Asked Alexander’s height by police, she said he was between 5 feet 6 inches and 5 feet 8 inches tall. Alexander is 6 feet 3 inches tall. These conflicting accounts convinced Rabil, the Wake Forest law professor, that Alexander was innocent. If the casings contain viable DNA, Rabil believes the results will connect the murder to a career criminal identified by an informant in a 2004 interview with investigators. Alexander challenged his conviction in 2006 but failed to convince a judge to overturn the guilty plea. Rabil and Carson Smith, a Charlotte lawyer working pro bono, took on the case in 2014.

They filed an official request for DNA testing in March 2016, in the Warren County courthouse where Alexander was convicted.

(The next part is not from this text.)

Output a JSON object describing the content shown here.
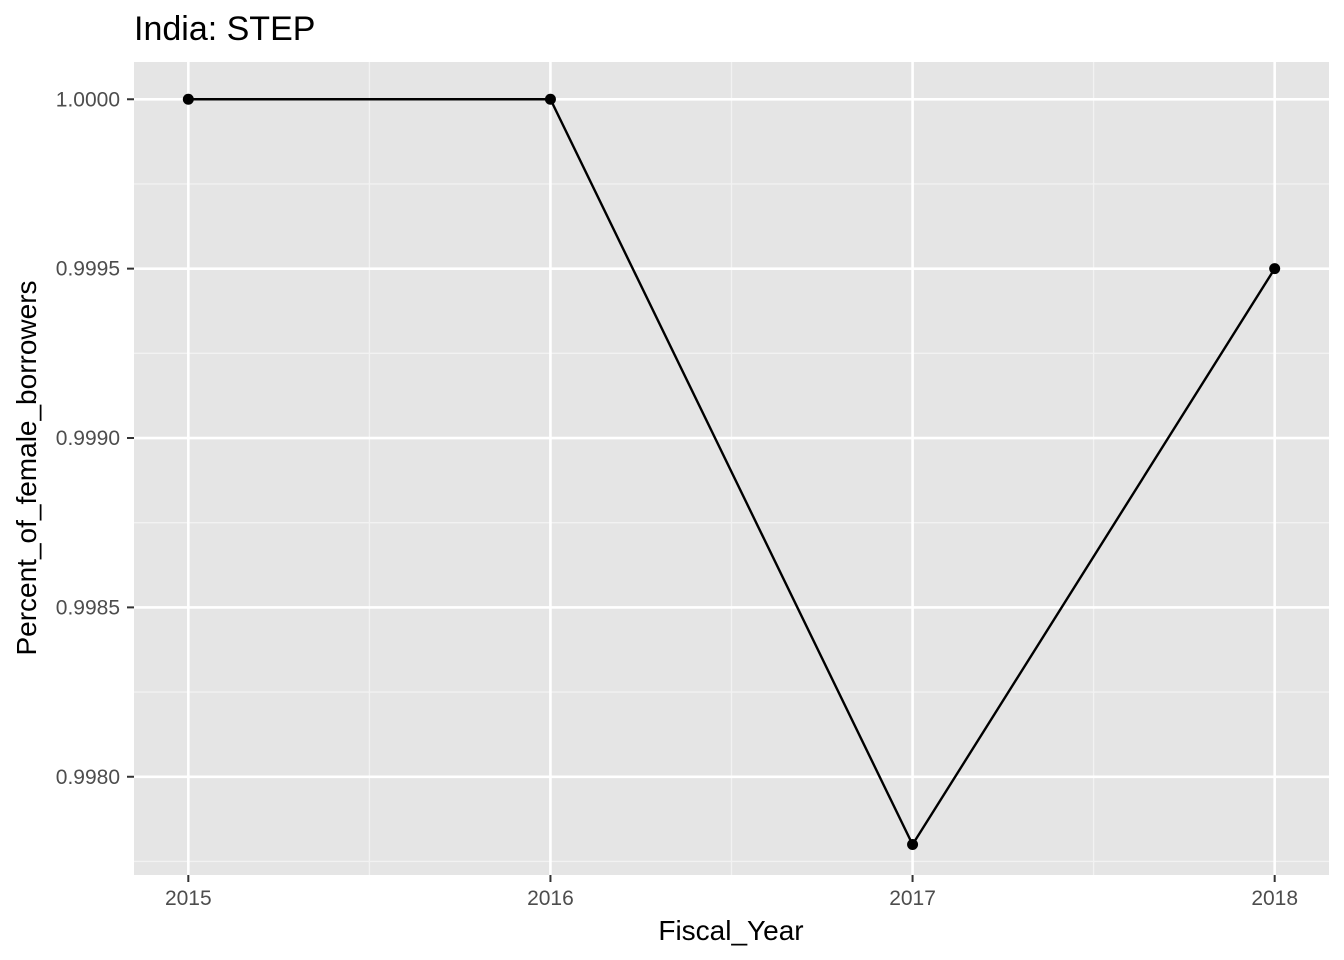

The district attorney never responded to the motion. The judge never held a hearing.After two and half years passed, Superior Court Judge Henry Hight denied the request. “The firearm which fired the bullet which killed Carl Eugene Boyd has never been recovered and the requested DNA testing would not reveal the identity of who fired that firearm and killed Carl Eugene Boyd,” Hight wrote.Rabil is appealing the decision. Hight, who had not handled the case prior to 2016, declined to discuss his ruling because of the appeal.

District Attorney Mike Waters did not return phone calls. Alexander’s attorneys said Lashley, the witness, recently slammed the door on them. The Marshall Project’s calls to her home went unanswered. Technological advances make cartridges and casings a much more reliable source of DNA evidence, according to Victor Weedn, a George Washington University professor and past president of the American Academy of Forensic Scientists. Scientists have figured out how to extract more information from trace amounts of DNA, even degraded DNA. The risk of DNA contamination and misleading results still exists in testing tiny amounts of touch DNA or objects handled by more than one person.

They are pushing ahead anyway, appealing Hight’s decision to the state Court of Appeals. “We have nothing to lose,” Rabil said, “and everything to gain.”